XXXI Domingo del Tiempo Ordinario

Si sintetizáramos la liturgia del presente domingo, deberíamos recordar las últimas noticias del Papa Francisco y del Sínodo de la «sinodalidad», que tuvo lugar en Roma en el mes de octubre y que discu-tió mucho el clericalismo, este vicio que corrompe y corroe las entrañas de los servidores de la Iglesia, clérigos o laicos, que andan buscando ser figuras notables, asumir poder, tener privilegios, fama, fortuna o quien sabe que otra barbaridad. El sínodo no terminó todavía, pues continuará en octubre del 2024, aunque ya hay adelantos sobre aquello que debe revisarse en la vida de la Iglesia, sobre todo ante esa viciosa característica humana de buscar, por todos los medios, ponernos por encima de los demás.
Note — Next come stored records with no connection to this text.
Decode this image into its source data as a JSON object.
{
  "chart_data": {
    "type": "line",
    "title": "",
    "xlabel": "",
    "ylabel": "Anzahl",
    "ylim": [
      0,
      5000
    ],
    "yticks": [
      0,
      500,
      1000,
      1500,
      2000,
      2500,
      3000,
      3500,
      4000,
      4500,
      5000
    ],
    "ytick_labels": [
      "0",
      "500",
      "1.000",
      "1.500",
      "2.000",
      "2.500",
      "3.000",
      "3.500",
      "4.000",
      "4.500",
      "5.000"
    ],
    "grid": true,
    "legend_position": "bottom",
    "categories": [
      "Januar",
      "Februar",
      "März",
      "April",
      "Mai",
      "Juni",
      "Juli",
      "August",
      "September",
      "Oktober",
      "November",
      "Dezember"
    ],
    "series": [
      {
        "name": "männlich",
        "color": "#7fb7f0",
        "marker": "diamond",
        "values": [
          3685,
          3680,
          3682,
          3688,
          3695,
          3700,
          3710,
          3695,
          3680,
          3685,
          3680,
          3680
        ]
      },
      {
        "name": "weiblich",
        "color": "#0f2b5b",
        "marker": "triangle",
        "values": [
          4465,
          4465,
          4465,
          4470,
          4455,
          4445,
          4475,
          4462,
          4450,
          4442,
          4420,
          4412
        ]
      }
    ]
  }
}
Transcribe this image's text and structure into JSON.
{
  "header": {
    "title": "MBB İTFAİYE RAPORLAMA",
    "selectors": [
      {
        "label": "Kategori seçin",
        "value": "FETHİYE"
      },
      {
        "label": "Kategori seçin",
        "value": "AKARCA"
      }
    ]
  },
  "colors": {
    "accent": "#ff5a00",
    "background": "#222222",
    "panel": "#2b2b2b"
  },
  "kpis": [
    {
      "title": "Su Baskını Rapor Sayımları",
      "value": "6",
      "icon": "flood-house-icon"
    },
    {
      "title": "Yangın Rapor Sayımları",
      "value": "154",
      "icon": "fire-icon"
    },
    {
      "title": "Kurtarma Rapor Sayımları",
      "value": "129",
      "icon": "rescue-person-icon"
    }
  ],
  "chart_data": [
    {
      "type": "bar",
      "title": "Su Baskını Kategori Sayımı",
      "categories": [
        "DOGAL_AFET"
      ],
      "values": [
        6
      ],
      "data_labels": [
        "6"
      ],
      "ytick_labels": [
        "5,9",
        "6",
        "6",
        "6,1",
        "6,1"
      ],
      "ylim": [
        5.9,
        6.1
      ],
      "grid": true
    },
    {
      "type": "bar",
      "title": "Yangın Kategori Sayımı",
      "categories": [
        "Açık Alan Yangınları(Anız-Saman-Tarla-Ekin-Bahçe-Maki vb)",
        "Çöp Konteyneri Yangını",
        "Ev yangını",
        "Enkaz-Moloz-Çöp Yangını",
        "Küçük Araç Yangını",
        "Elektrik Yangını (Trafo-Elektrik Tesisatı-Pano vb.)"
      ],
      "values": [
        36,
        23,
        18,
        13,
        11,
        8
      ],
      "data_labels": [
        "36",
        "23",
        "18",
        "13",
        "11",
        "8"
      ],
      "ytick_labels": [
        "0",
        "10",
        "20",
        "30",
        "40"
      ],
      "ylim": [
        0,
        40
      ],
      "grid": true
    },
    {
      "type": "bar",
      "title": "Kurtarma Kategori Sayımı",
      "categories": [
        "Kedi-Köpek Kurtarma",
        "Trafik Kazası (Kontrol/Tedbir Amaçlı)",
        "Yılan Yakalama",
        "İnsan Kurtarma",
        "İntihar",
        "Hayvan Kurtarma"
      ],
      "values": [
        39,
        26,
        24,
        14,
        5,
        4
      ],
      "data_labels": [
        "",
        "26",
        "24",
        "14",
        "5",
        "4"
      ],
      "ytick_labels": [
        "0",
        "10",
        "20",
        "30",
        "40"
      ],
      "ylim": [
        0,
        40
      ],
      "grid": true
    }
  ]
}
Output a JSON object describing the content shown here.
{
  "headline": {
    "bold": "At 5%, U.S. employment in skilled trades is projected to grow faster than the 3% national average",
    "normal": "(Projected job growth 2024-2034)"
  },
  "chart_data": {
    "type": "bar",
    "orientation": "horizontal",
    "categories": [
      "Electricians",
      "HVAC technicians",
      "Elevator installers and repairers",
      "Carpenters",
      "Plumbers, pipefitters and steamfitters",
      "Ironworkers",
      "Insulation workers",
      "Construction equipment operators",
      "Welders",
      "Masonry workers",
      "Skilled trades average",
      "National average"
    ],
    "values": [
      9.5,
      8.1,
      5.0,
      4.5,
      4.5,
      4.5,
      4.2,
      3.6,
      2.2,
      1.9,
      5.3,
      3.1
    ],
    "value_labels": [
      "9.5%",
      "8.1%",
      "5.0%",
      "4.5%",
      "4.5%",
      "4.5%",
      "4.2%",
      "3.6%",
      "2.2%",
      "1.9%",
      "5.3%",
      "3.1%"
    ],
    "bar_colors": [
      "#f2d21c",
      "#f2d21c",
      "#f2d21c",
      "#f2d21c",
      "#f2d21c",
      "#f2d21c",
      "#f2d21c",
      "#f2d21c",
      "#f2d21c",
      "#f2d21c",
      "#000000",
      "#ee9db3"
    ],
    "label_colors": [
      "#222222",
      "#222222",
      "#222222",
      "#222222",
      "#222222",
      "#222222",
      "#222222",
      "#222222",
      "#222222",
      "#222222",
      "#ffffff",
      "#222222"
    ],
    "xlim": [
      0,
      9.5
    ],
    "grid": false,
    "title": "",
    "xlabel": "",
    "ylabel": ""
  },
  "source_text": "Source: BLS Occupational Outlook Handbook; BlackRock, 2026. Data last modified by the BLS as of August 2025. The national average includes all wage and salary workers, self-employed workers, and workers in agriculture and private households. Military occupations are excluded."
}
Es muy llamativo el acento del profeta Malaquías en la primera lectura, que al inicio del texto dice: “¡Y ahora, para ustedes es esta advertencia, sacerdotes!”. Dejemos claro que los sacerdotes del Nuevo Testamento no tienen nada que ver con aquellos del Antiguo Testamento, hombres dedicados a los sacrificios y que no fueron importantes sino en los últimos 300 años a. C. De hecho, las figuras más destacadas entonces no eran sacerdotes, sino profetas, escribas y ancianos, en fin, estudiosos de la palabra. Los sacerdotes tenían un gran negocio con los sacrificios y esas ganancias enormes al ofrecer las víctimas. Es penoso reconocer que a veces no pasaban de ser simples carniceros. Por ello Malaquías, de parte de Dios, les reclama haber corrompido el culto usurpando posiciones de poder que no les correspondían, porque todos tenemos un solo Padre, nos ha creado un solo Dios y hemos traicionado la alianza.

En el texto del Evangelio Jesús, sin aludir a los sacerdotes que le interesan poco, se refiere a los escribas y fariseos, los maestros de la ley, los predicadores. Jesús, aún sabiendo que hay algunos que son buenos seres humanos, reconoce que hay muchos muy corruptos. Por ello pide a sus oyentes: “hagan y cumplan todo lo que ellos les digan, pero no se guíen por sus obras, porque no hacen lo que dicen”. La tajante sentencia de Cristo evidencia este valor supremo de la palabra de Dios que podría pasar por alto. De hecho, muchas veces rechazamos la predicación por el predicador, que es mediocre, pero la palabra siempre salva, incluso anunciada por un mediocre. Escuchemos la palabra y pongámosla en práctica porque nos traerá salvación, y no nos fijemos en quien la anuncia.

Cristo, pues, lamenta que haya quienes se dedican a la predicación buscando su propia zona de confort, ansiosos de tener una fuente de enriquecimiento, prestigio, poder, manipulación. Por eso el mismo uso de títulos para referirse a estos servidores de la palabra resulta peligroso. Porque eso de dejarse llamar maestro o padre, podría terminar siendo un mal signo. En realidad, todos dependemos de Dios.

En contraste con esta posición tan rala, lamentable y triste, la segunda lectura destaca la pureza de la tarea realizada por los predicadores del Nuevo Testamento. San Pablo garantiza que su propio trabajo fue en las mejores condiciones posible, como una madre que alimenta su hijo, en la certeza de que lo que ha anunciado es precisamente la Palabra de Dios que actúa con eficacia en los creyentes.